The brigade became part of the Armed Forces of Belarus in 1992 following the dissolution of the Soviet Union. As designed, the Tochka missile can be fired with nuclear or chemical payloads, but only conventional payloads remain since the Belarusian renunciation of nuclear weapons. Servicemen of the brigade participated in firefighting efforts in Baranovichi District in 1994 and in disaster relief efforts for a 1997 windstorm in the Brest Region. The brigade performed the first Belarusian Tochka launch during tactical exercises at the Dretun weapons testing site in September 1996, and since then has been a frequent participant in Belarusian military exercises. As a reward for its performance in the Chistoye Nebo-2003 (clear sky) exercise, the 465th received the award pennant of the Belarusian Ministry of Defense, and the next year was awarded the pennant again for the Shchit Otechestva-2004 (Shield of the Fatherland) exercise. The brigade also participates in the annual Victory Day and Independence Day parades.
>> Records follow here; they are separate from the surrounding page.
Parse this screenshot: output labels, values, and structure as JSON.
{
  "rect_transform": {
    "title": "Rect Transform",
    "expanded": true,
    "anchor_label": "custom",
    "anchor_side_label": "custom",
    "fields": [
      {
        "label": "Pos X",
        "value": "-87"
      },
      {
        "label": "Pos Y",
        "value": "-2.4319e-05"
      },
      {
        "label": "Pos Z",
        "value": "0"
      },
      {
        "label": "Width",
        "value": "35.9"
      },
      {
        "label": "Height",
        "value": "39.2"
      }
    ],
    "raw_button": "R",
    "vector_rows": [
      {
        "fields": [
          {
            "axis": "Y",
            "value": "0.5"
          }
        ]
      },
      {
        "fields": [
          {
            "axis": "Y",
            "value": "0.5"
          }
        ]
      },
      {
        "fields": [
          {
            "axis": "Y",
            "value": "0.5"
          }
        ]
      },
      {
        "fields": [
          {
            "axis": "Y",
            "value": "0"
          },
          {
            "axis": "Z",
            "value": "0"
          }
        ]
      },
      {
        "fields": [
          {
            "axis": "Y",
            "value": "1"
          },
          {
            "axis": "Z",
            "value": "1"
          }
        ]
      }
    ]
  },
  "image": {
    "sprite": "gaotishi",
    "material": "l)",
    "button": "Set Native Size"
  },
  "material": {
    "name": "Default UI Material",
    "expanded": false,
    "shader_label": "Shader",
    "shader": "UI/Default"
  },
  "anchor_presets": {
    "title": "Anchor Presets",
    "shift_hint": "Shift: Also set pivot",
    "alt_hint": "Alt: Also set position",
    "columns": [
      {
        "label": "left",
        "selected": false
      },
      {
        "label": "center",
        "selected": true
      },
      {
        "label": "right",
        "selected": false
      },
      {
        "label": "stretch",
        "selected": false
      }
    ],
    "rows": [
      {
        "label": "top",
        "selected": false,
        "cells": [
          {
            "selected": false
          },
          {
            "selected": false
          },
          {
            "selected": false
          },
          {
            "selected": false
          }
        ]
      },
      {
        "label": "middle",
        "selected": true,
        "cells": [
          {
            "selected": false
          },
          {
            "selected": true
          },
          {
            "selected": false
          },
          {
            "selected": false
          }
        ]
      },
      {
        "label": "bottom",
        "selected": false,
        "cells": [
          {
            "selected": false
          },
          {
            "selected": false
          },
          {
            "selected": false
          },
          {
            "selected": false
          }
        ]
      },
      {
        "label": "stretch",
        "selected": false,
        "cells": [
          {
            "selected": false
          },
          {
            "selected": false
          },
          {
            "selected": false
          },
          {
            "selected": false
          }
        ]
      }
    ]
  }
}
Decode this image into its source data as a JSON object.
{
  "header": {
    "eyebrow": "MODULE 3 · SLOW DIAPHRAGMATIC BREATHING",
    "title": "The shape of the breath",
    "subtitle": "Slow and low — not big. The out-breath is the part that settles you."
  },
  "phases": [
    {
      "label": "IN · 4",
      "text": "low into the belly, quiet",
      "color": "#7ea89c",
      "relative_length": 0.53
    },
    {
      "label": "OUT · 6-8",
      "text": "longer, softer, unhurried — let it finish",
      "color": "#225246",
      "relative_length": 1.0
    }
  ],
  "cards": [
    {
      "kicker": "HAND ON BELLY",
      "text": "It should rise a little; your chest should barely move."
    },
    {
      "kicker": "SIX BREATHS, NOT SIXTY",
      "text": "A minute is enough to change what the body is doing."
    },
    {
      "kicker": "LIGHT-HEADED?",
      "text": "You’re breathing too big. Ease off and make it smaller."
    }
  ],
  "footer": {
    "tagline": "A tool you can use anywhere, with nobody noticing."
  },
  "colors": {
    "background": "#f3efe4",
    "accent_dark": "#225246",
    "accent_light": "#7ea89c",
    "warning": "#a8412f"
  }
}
The brigade was relocated to the settlement of Tsel near Osipovichi in April 2005, replacing the disbanded 22nd Missile Brigade and incorporating the 383rd Missile Battalion of the latter to bring its strength to three battalions. With the disbandment of the 22nd, the 465th was left as the sole tactical ballistic missile brigade of Belarus. In keeping with the close military integration between Belarus and Russia, the brigade is a frequent participant in joint exercises with Russia, such as Zapad-2013. For budgetary reasons, the brigade was relocated in 2018 to the Yuzhny military base near Osipovichi, where the 51st Guards Artillery and 336th Rocket Artillery Brigades are also based. All three brigades are under the direct control of the General Staff of the Armed Forces of Belarus. According to International Institute for Strategic Studies Military Balance 2022 estimates, Belarus had 36 launchers remaining in its inventory, all operated by the 465th. Between 2016 and 2021, the brigade conducted four Tochka-U launches, as well as the one during the Soyuznaya reshimost (Allied Resolve) joint exercise with Russia days before the 2022 Russian invasion of Ukraine began partially from Belarusian territory. After the invasion, Belarusian President Alexander Lukashenko announced in May 2022 that Russia had agreed to allow Belarus to produce a domestic copy of the Iskander tactical ballistic missile system, the replacement for the Tochka, in order to modernize the Belarusian Armed Forces. The Belarusian Ministry of Defense announced on 1 February 2023 that a battalion of Iskander systems had entered full autonomous operation with the 465th Brigade.